Arches National Park
From the Salt Lake Tribune
Excepts from the article by Patty Henetz:
He didn’t pour sugar into a bulldozer’s gas tank. He didn’t spike a tree or set a billboard on fire. But wielding only a bidder’s paddle, a University of Utah student just as surely monkey-wrenched a federal oil- and gas-lease sale Friday, ensuring that thousands of acres near two southern Utah national parks won’t be opened to drilling anytime soon.
Tim DeChristopher, 27, faces possible federal charges after winning bids totaling about $1.8 million on more than 10 lease parcels that he admits he has neither the intention nor the money to buy — and he’s not sorry.
“I decided I could be much more effective by an act of civil disobedience.”

Book Cliffs, Utah
…he came to the BLM’s state office in Salt Lake City to join about 200 other activists in a peaceful protest outside the building Friday morning.

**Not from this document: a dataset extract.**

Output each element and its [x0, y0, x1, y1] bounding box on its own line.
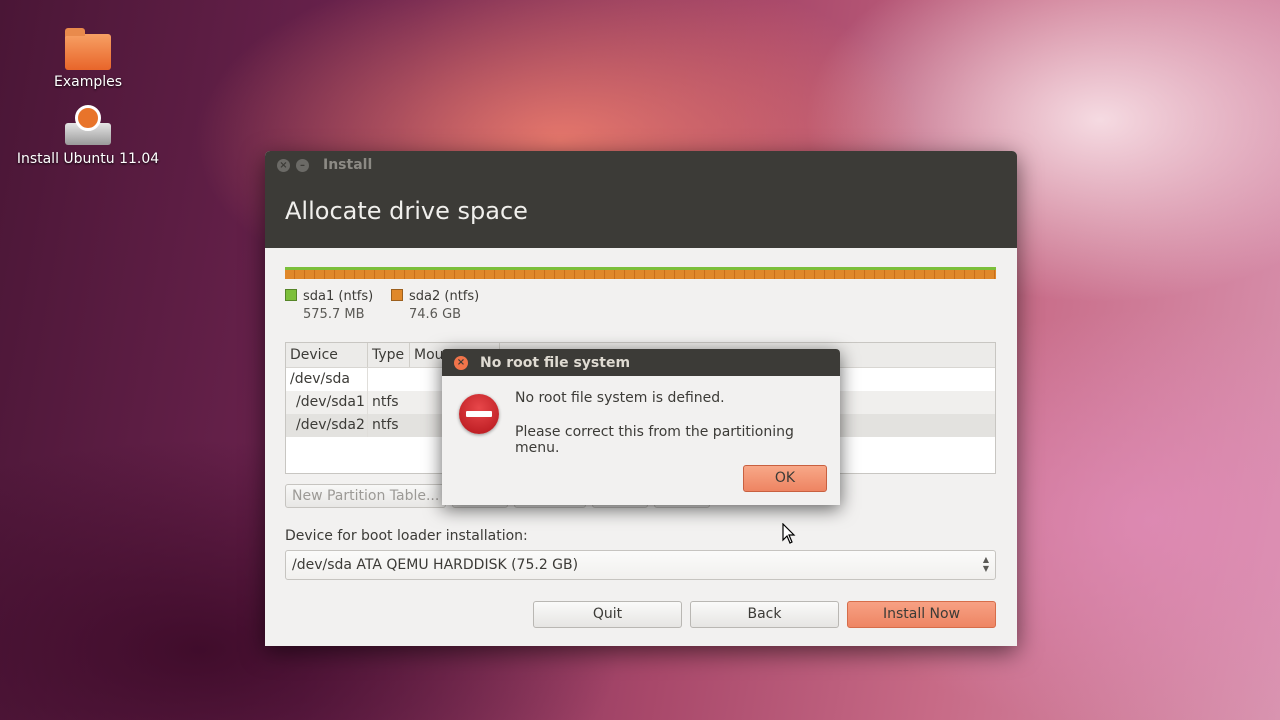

But then he registered with the BLM as representing himself and went to the auction room.
There, he thought about the times he has marched, fired off letters to his congressmen, signed petitions and supported environmental organizations — all to no avail.
“What the environmental movement has been doing for the past 20 years hasn’t worked,” DeChristopher said.
…The auction had been under way for a couple of hours when energy company representatives became suspicious of a man wearing an old red down parka after he won bids on more than 10 parcels numbered consecutively, all around Arches and Canyonlands…the man, brandishing bidding paddle No. 70 and unknown to the regular buyers, also seemed to be bidding up on parcels, raising prices on leases that others eventually won.
DeChristopher, who acknowledged upping other bids by about $500,000, said he would be willing to go to jail to defend his generation’s prospects in light of global climate disruption and other environmental threats.
Since the Election Day announcement of the lease sale, preservationists, conservationists, archaeologists, business owners, river runners, anglers and hunters have registered objections to the BLM’s plans to allow drilling in some of Utah’s most scenic redrock desert.

Desolation Canyon, Utah
They challenged proposed leases near Arches National Park, the White River, the greater Desolation Canyon region, Labyrinth Canyon, the benches east of Canyonlands National Park, Nine Mile Canyon, the Book Cliffs and the Deep Creek Mountains.
Objections also have come from the National Park Service, members of Congress and John Podesta, the head of President-elect Barack Obama’s transition team, who said the lease sale should be halted or altered to accommodate environmental concerns.
…BLM official Terry Catlin said the agency didn’t want to reopen the bidding on the parcels DeChristopher snagged unless all interested parties were able to compete for the leases. That means the parcels won’t be available again until at least February — after Obama takes office — during the next scheduled auction.